Interactive Study Demo

Use this to step through a reusable interview workflow for this problem.

Custom checkpoints (one per line)

Press Step or Run All to begin.

Step 07

Complexity Analysis

Time

O(log n)

Space

O(1)

Approach Breakdown

LINEAR SCAN

O(n) time

O(1) space

Check every element from left to right until we find the target or exhaust the array. Each comparison is O(1), and we may visit all n elements, giving O(n). No extra space needed.

BINARY SEARCH

O(log n) time

O(1) space

Each comparison eliminates half the remaining search space. After k comparisons, the space is n/2ᵏ. We stop when the space is 1, so k = log₂ n. No extra memory needed — just two pointers (lo, hi).

Shortcut: Halving the input each step → O(log n).
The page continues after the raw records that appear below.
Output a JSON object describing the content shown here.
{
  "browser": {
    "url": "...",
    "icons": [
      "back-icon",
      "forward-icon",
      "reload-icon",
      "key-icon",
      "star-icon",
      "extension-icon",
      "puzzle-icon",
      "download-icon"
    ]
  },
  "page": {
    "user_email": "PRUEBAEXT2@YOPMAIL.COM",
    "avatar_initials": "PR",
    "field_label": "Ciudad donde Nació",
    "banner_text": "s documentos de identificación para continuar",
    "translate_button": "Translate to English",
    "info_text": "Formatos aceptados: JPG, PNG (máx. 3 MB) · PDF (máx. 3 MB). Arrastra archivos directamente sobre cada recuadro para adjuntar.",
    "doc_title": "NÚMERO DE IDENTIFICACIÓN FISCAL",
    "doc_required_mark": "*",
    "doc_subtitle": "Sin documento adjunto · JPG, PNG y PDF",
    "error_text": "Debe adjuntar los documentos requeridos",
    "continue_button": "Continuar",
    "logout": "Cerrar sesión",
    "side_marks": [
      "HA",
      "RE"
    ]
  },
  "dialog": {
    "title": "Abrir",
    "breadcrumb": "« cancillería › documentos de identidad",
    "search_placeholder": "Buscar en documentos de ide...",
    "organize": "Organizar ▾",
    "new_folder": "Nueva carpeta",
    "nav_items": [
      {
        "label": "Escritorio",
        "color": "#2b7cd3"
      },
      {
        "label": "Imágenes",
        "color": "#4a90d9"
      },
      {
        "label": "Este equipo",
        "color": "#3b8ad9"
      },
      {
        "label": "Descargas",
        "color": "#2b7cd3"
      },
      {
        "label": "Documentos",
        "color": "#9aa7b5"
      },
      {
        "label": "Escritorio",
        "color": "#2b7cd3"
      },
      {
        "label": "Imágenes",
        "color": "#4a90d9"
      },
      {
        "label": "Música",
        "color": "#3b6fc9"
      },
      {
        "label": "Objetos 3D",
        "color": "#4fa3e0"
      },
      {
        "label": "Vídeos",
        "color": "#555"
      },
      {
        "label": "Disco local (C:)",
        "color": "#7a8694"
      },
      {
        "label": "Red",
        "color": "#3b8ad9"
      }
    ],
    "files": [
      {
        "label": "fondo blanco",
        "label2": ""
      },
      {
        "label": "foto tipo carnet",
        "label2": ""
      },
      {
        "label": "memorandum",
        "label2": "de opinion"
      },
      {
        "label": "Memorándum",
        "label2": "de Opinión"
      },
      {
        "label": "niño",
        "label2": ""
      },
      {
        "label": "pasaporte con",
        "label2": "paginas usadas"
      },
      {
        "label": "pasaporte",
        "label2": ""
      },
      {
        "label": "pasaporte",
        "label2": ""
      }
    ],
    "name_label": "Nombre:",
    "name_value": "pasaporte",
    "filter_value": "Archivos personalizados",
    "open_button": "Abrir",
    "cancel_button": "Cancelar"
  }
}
Works on any monotonic condition, not just sorted arrays.

Coach Notes

Common Mistakes

Review these before coding to avoid predictable interview regressions.

Off-by-one on range boundaries

Wrong move: Loop endpoints miss first/last candidate.

Usually fails on: Fails on minimal arrays and exact-boundary answers.

Fix: Re-derive loops from inclusive/exclusive ranges before coding.

Overflow in intermediate arithmetic

Wrong move: Temporary multiplications exceed integer bounds.

Usually fails on: Large inputs wrap around unexpectedly.

Fix: Use wider types, modular arithmetic, or rearranged operations.

Boundary update without `+1` / `-1`

Wrong move: Setting `lo = mid` or `hi = mid` can stall and create an infinite loop.

Usually fails on: Two-element ranges never converge.

Fix: Use `lo = mid + 1` or `hi = mid - 1` where appropriate.

Using greedy without proof

Wrong move: Locally optimal choices may fail globally.

Usually fails on: Counterexamples appear on crafted input orderings.

Fix: Verify with exchange argument or monotonic objective before committing.